Un éditorial du Global Times très remarqué par la presse internationale se réjouit de cette nouvelle variante de la tristement célèbre Ostpolitik du Vatican, telle qu’elle se met en œuvre actuellement dans le cadre des négociations du Saint-Siège avec le gouvernement communiste de la Chine. Le journal anglophone contrôlé par le pouvoir chinois jubile face aux « concessions substantielles » accordées par le pape François à la Chine à propos de la nomination des évêques.
Il faut dire que la situation est véritablement ahurissante, puisque le Vatican entend remplacer plusieurs évêques légitimes de l’Eglise clandestine fidèle à Rome par des évêques de l’Eglise patriotique sous contrôle du PC. Toutes les protestations angoissées du cardinal Zen, archevêque émérite de Hong Kong, n’y font rien.
Le Global Times cite goulûment une récente dépêche Reuters annonçant qu’un « l’accord-cadre entre le Vatican et la Chine sur la nomination des évêques est prêt et pourrait être signée en l’espace de quelques mois, marquant une étape historique dans leurs relations ». Le journal chinois signale que Taiwan semble s’alarmer de la nouvelle et dénonce des médias occidentaux « et certains groupes religieux radicaux » opposés aux liens entre la Chine et le Vatican qui voudrait peser sur les négociations entre Pékin et Rome. Encore un signe que celles-ci avancent, selon l’éditorial.
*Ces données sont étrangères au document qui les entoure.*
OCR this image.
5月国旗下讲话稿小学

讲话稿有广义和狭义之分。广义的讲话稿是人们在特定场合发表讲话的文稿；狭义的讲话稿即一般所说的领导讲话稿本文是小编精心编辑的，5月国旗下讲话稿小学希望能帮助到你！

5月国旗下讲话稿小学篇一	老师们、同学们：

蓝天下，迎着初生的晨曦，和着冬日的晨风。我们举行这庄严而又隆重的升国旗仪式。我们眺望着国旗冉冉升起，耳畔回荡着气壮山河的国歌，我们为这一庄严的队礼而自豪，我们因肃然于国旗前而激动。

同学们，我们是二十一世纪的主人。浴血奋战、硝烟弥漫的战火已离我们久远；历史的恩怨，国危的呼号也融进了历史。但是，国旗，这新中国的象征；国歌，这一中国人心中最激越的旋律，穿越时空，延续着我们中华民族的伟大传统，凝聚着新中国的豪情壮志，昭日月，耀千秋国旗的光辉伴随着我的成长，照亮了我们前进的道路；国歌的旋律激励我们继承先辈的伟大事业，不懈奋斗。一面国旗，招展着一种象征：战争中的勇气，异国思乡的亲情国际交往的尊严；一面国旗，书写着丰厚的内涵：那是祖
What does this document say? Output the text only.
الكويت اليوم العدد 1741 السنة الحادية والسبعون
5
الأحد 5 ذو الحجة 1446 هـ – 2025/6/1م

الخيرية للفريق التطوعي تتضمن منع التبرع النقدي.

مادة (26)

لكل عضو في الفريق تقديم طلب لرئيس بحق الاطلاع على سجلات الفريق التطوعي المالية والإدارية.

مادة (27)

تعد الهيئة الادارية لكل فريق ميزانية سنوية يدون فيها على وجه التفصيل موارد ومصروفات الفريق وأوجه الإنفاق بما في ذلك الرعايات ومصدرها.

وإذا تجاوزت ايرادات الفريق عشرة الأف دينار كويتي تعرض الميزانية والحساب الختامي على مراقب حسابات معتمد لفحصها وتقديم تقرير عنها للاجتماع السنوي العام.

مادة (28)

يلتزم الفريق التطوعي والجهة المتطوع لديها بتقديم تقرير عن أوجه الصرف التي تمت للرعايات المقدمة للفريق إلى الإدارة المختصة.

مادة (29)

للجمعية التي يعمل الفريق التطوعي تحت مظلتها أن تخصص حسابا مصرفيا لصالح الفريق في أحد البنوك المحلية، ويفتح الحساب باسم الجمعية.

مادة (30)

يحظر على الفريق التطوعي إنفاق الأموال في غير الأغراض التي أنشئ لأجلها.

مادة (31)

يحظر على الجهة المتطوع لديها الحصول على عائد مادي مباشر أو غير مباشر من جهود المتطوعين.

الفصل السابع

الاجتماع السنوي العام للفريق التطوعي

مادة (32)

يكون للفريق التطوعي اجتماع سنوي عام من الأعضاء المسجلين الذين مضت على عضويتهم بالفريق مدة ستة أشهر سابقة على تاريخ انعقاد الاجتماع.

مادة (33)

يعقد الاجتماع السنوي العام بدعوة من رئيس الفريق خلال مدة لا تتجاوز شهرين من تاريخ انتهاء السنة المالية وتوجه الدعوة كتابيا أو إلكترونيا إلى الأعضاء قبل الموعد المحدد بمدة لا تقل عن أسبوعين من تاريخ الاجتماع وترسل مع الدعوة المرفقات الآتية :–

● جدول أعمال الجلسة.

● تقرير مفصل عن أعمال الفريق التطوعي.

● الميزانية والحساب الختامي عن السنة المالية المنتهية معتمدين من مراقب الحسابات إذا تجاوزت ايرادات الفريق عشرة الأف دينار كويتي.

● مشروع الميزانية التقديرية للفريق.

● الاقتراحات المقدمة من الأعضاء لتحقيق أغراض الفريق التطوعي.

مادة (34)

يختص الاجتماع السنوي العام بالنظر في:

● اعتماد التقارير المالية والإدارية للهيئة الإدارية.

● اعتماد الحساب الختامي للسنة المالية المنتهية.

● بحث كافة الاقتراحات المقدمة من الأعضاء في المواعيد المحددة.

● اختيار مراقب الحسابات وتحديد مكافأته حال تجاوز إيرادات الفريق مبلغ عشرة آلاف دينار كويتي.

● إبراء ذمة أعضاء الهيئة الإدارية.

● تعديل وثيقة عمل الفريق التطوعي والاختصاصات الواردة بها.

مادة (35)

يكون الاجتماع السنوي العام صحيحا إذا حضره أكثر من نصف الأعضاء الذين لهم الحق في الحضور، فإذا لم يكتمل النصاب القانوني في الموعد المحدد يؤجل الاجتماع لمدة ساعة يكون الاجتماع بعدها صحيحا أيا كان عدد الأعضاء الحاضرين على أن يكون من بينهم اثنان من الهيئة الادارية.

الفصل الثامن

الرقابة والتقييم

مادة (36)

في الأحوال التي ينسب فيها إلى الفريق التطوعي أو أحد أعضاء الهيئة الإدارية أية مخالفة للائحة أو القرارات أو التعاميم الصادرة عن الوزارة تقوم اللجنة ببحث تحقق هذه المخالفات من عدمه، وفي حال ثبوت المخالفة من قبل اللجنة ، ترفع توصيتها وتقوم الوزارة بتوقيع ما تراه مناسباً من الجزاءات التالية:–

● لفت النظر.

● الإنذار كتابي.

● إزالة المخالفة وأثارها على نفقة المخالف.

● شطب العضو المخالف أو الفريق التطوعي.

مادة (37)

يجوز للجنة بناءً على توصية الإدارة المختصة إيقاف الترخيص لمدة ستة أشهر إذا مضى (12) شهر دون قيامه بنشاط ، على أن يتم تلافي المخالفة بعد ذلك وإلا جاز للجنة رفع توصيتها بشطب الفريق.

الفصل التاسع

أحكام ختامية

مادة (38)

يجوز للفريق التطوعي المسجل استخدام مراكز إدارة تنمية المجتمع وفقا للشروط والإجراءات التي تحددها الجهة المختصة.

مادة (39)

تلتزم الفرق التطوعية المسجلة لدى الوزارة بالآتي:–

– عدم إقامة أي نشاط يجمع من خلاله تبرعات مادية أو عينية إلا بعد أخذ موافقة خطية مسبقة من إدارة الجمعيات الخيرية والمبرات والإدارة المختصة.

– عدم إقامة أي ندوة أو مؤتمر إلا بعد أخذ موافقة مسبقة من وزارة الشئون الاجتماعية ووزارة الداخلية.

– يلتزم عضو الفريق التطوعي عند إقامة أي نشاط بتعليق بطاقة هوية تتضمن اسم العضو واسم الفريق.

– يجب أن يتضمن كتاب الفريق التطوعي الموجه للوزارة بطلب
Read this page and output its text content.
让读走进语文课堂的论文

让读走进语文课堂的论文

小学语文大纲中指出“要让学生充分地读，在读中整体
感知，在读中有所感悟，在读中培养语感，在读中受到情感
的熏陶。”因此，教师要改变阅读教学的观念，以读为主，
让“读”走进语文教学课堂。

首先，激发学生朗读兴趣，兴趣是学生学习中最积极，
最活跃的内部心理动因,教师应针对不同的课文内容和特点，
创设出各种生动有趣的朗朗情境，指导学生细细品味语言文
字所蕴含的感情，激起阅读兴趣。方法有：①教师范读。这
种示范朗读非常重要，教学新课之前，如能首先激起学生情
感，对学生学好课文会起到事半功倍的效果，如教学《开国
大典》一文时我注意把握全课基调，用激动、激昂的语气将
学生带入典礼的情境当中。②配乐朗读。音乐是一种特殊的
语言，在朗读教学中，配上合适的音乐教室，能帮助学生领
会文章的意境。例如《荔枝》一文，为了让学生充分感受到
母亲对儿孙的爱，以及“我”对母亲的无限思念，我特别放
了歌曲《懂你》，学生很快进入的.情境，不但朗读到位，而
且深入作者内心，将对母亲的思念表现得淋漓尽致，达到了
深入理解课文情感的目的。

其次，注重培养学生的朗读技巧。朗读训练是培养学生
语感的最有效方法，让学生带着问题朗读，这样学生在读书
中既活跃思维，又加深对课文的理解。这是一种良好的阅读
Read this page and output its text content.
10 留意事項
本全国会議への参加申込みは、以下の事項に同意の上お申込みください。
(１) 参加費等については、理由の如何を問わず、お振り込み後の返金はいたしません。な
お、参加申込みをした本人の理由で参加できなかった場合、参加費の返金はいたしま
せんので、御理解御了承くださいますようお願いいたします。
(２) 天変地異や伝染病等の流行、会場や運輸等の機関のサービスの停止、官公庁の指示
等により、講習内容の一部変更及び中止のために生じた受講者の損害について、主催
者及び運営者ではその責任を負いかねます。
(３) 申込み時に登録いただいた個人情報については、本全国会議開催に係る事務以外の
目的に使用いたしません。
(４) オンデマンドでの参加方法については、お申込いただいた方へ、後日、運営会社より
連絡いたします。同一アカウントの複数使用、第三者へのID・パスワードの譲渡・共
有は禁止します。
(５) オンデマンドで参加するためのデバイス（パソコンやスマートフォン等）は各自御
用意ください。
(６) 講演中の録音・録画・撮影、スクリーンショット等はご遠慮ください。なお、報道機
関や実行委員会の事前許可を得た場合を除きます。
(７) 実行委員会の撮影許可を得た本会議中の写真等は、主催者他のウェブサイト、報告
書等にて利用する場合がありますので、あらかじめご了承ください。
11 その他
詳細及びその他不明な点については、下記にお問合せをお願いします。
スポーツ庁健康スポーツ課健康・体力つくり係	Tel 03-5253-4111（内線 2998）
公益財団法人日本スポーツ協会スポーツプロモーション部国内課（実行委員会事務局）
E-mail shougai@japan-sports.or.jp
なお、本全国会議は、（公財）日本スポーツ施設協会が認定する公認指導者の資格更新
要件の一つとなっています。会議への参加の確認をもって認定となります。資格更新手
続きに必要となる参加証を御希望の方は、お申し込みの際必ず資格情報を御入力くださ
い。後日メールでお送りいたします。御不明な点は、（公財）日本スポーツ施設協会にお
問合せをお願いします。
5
Les négociations entre la Chine et le Saint-Siège progressent, se réjouit la presse chinoise
Celui-ci rappelle alors que le Vatican est à ce jour le seul « allié » de Taiwan – l’historique Formose – en Europe, et que la mise en place d’un accord avec le pouvoir central chinois constituerait un coup très dur pour le Parti démocratique progressiste au pouvoir dans ce dernier fragment de Chine qui a résisté au communisme. Taiwan sait désormais ne plus rien peser à Rome, se réjouit l’auteur.
« L’accord Pékin-Vatican, s’il devait aboutir, serait immensément bénéfique aux catholiques. Résultant des changements dans les schémas politiques laïques, les différends sont inévitables dans l’histoire de la religion, et peuvent dans de nombreuses circonstances avoir pour conséquence des divisions religieuses. Le Saint-Siège est arrivé un consensus au Vietnam sur la question de la nomination des évêques ; un accord avec la Chine sur cette question serait le signe de la capacité des catholiques à s’adapter aux changements. Les personnes qui sympathisent avec les catholiques n’ont aucune raison de ressentir de l’antipathie », observe l’éditorial avec l’incomparable style ampoulé des médias aux ordres d’un pouvoir totalitaire.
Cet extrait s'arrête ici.